生物通报道：糖尿病能够预防甚至被逆转吗？根据加州大学戴维斯分校Bruce Hammock和巴塞罗那大学Joan Clària带领的一项最新研究称，这完全是有可能的，至少在遗传性肥胖小鼠中可以实现。这项研究涉及到Hammock实验室所发现的一种有效的酶抑制剂，这种抑制剂可大大降低炎症、炎性疼痛和神经病理性疼痛。

相关研究结果发表在最近的《PNAS》杂志，在这项研究中，一种酶——称为可溶性环氧化物水解酶（sEH）的抑制剂，不仅能预防糖尿病的发作，还能逆转糖尿病在肥胖小鼠中的影响。

Hammock说：“我们以前的研究表明，我们正在研究的这种药物本身能降低小鼠的糖尿病症状，但是Joan Clària的工作令人兴奋之处在于，如果小鼠通过转基因而具有增高水平的omega-3脂肪酸——这种药物在小鼠中就可以提供预防或治疗作用。”

据美国疾病控制和预防中心估计，约有2.91亿美国人，或9.3%的人口患有糖尿病，其特点是不正常的血糖水平。这其中包括810万例未确诊病例。延伸阅读：糖尿病新的遗传学和表观遗传学因素。

很显然，这种新药通过稳定一种omega-3脂肪酸（称为DHA）的代谢物而发挥作用。Hammock说，这些代谢产物被认为可以促进富含omega-3脂肪酸饮食的有益效果。之前加州大学戴维斯分校Hammock、Nipavan Chiamvimonvat、Robert Weiss、Anne Knowlton和Fawaz Haj实验室的研究表明，这种酶可减少或逆转糖尿病相关的医学问题，例如肾功能衰竭、高血压、糖尿病疼痛、动脉硬化和心脏衰竭。

加州大学戴维斯分校食品健康研究所食品科学和技术系主任J. Bruce German没有参与这项研究，但是他表示：“这一令人兴奋的研究，详细阐述了饮食中的omega-3脂肪酸如何发挥重要的健康效果。”

Clària是巴塞罗那大学医学院副教授、巴塞罗那医院生化和分子遗传学服务高级顾问。在这篇论文中，Clària将施用sHE抑制剂描述为“预防肥胖相关共患病的一种很有前途的策略”。

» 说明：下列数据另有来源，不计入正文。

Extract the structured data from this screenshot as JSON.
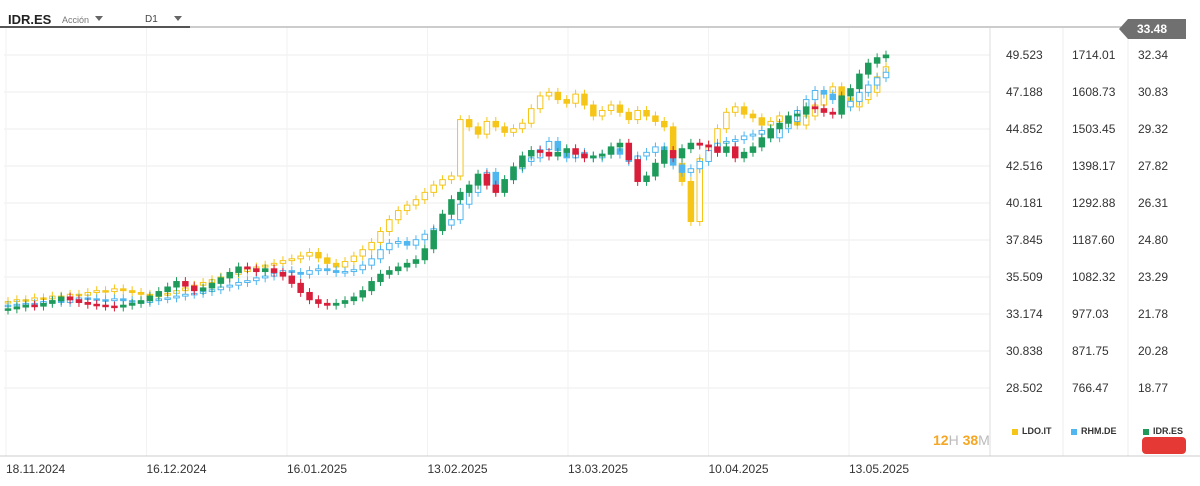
{
  "header": {
    "symbol": "IDR.ES",
    "instrument_type": "Acción",
    "timeframe": "D1"
  },
  "price_badge": "33.48",
  "timer": {
    "hours": "12",
    "hours_unit": "H",
    "minutes": "38",
    "minutes_unit": "M"
  },
  "legend": [
    {
      "label": "LDO.IT",
      "color": "#f5c518"
    },
    {
      "label": "RHM.DE",
      "color": "#4fb6f0"
    },
    {
      "label": "IDR.ES",
      "color": "#1e9a5b"
    }
  ],
  "chart_data": {
    "type": "candlestick",
    "x_labels": [
      "18.11.2024",
      "16.12.2024",
      "16.01.2025",
      "13.02.2025",
      "13.03.2025",
      "10.04.2025",
      "13.05.2025"
    ],
    "y_axes": [
      {
        "series": "LDO.IT",
        "ticks": [
          "49.523",
          "47.188",
          "44.852",
          "42.516",
          "40.181",
          "37.845",
          "35.509",
          "33.174",
          "30.838",
          "28.502"
        ]
      },
      {
        "series": "RHM.DE",
        "ticks": [
          "1714.01",
          "1608.73",
          "1503.45",
          "1398.17",
          "1292.88",
          "1187.60",
          "1082.32",
          "977.03",
          "871.75",
          "766.47"
        ]
      },
      {
        "series": "IDR.ES",
        "ticks": [
          "32.34",
          "30.83",
          "29.32",
          "27.82",
          "26.31",
          "24.80",
          "23.29",
          "21.78",
          "20.28",
          "18.77"
        ]
      }
    ],
    "series": [
      {
        "name": "LDO.IT",
        "up_color": "#ffffff",
        "down_color": "#f5c518",
        "border": "#f5c518",
        "values": [
          24.8,
          25.0,
          24.9,
          25.2,
          25.1,
          25.4,
          25.3,
          25.6,
          25.5,
          25.8,
          26.0,
          25.9,
          26.2,
          26.0,
          25.8,
          25.6,
          25.4,
          25.5,
          25.7,
          26.0,
          26.3,
          26.6,
          26.9,
          27.2,
          27.5,
          27.8,
          28.1,
          28.4,
          28.6,
          28.8,
          29.0,
          29.3,
          29.5,
          29.8,
          30.2,
          29.6,
          29.0,
          28.6,
          29.2,
          29.8,
          30.5,
          31.3,
          32.5,
          33.8,
          34.8,
          35.4,
          36.0,
          36.8,
          37.6,
          38.2,
          38.6,
          44.8,
          44.0,
          43.2,
          44.6,
          44.0,
          43.4,
          43.8,
          44.4,
          46.0,
          47.4,
          47.8,
          47.0,
          46.6,
          47.6,
          46.4,
          45.2,
          45.8,
          46.4,
          45.6,
          44.8,
          45.8,
          45.2,
          44.6,
          44.0,
          40.0,
          38.0,
          33.6,
          40.5,
          42.0,
          43.8,
          45.6,
          46.2,
          45.4,
          45.0,
          44.2,
          44.6,
          45.2,
          44.8,
          44.2,
          45.2,
          46.4,
          47.8,
          48.4,
          47.2,
          46.2,
          47.0,
          47.8,
          49.5,
          50.6
        ]
      },
      {
        "name": "RHM.DE",
        "up_color": "#ffffff",
        "down_color": "#4fb6f0",
        "border": "#4fb6f0",
        "values": [
          24.4,
          24.5,
          24.6,
          24.5,
          24.8,
          24.9,
          24.7,
          25.0,
          25.2,
          25.1,
          25.0,
          24.9,
          25.1,
          24.9,
          24.8,
          24.7,
          24.9,
          25.1,
          25.2,
          25.4,
          25.6,
          25.7,
          25.9,
          26.1,
          26.4,
          26.6,
          26.9,
          27.1,
          27.4,
          27.6,
          27.9,
          28.2,
          28.0,
          27.8,
          28.2,
          28.4,
          28.2,
          28.0,
          28.1,
          28.3,
          28.8,
          29.5,
          30.5,
          31.2,
          31.4,
          31.0,
          31.6,
          32.2,
          32.8,
          33.2,
          33.8,
          35.5,
          36.8,
          38.0,
          39.0,
          37.0,
          38.2,
          39.4,
          40.2,
          40.6,
          41.5,
          42.4,
          41.4,
          40.6,
          41.2,
          40.8,
          40.6,
          41.0,
          41.6,
          41.0,
          40.2,
          40.8,
          41.2,
          41.8,
          40.6,
          39.8,
          39.0,
          39.4,
          40.2,
          41.4,
          42.2,
          42.4,
          42.6,
          43.0,
          43.2,
          43.6,
          42.8,
          43.8,
          44.6,
          45.8,
          47.0,
          48.0,
          47.6,
          47.0,
          46.2,
          46.8,
          47.8,
          48.6,
          49.4,
          50.0
        ]
      },
      {
        "name": "IDR.ES",
        "up_color": "#1e9a5b",
        "down_color": "#d81e3a",
        "border": "",
        "values": [
          24.0,
          24.2,
          24.4,
          24.3,
          24.6,
          24.9,
          25.3,
          25.0,
          24.7,
          24.5,
          24.4,
          24.3,
          24.2,
          24.4,
          24.6,
          24.9,
          25.4,
          25.9,
          26.4,
          27.0,
          26.5,
          26.0,
          26.3,
          26.8,
          27.4,
          28.0,
          28.6,
          28.4,
          28.1,
          28.4,
          28.0,
          27.6,
          26.8,
          25.8,
          25.0,
          24.6,
          24.4,
          24.6,
          24.9,
          25.3,
          26.0,
          27.0,
          27.8,
          28.2,
          28.6,
          29.0,
          29.4,
          30.6,
          32.6,
          34.4,
          36.0,
          36.8,
          37.6,
          38.8,
          37.6,
          36.8,
          38.2,
          39.6,
          40.8,
          41.4,
          41.2,
          40.8,
          41.2,
          41.6,
          41.0,
          40.6,
          40.8,
          41.0,
          41.8,
          42.2,
          40.4,
          38.0,
          38.6,
          40.0,
          41.4,
          40.6,
          41.6,
          42.2,
          42.0,
          41.8,
          41.2,
          41.8,
          40.6,
          41.2,
          41.8,
          42.8,
          43.8,
          44.4,
          45.2,
          45.4,
          46.2,
          46.0,
          45.6,
          45.4,
          47.4,
          48.2,
          49.8,
          51.0,
          51.6,
          51.9
        ]
      }
    ]
  }
}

Clària称，这项研究也深入阐述了sHE和omega-3环氧化合物在胰岛素敏感组织（特别是肝脏）中的作用。

（生物通：王英）

生物通推荐原文摘要：
Inhibition of soluble epoxide hydrolase modulates inflammation and autophagy in obese adipose tissue and liver: Role for omega-3 epoxides
Abstract：Soluble epoxide hydrolase (sEH) is an emerging therapeutic target in a number of diseases that have inflammation as a common underlying cause. sEH limits tissue levels of cytochrome P450 (CYP) epoxides derived from omega-6 and omega-3 polyunsaturated fatty acids (PUFA) by converting these antiinflammatory mediators into their less active diols. Here, we explored the metabolic effects of a sEH inhibitor (t-TUCB) in fat-1 mice with transgenic expression of an omega-3 desaturase capable of enriching tissues with endogenous omega-3 PUFA. These mice exhibited increased CYP1A1, CYP2E1, and CYP2U1 expression and abundant levels of the omega-3–derived epoxides 17,18-epoxyeicosatetraenoic acid (17,18-EEQ) and 19,20-epoxydocosapentaenoic (19,20-EDP) in insulin-sensitive tissues, especially liver, as determined by LC-ESI-MS/MS. In obese fat-1 mice, t-TUCB raised hepatic 17,18-EEQ and 19,20-EDP levels and reinforced the omega-3–dependent reduction observed in tissue inflammation and lipid peroxidation. t-TUCB also produced a more intense antisteatotic action in obese fat-1 mice, as revealed by magnetic resonance spectroscopy. Notably, t-TUCB skewed macrophage polarization toward an antiinflammatory M2 phenotype and expanded the interscapular brown adipose tissue volume. Moreover, t-TUCB restored hepatic levels of Atg12-Atg5 and LC3-II conjugates and reduced p62 expression, indicating up-regulation of hepatic autophagy. t-TUCB consistently reduced endoplasmic reticulum stress demonstrated by the attenuation of IRE-1α and eIF2α phosphorylation. These actions were recapitulated in vitro in palmitate-primed hepatocytes and adipocytes incubated with 19,20-EDP or 17,18-EEQ. Relatively similar but less pronounced actions were observed with the omega-6 epoxide, 14,15-EET, and nonoxidized DHA. Together, these findings identify omega-3 epoxides as important regulators of inflammation and autophagy in insulin-sensitive tissues and postulate sEH as a druggable target in metabolic diseases.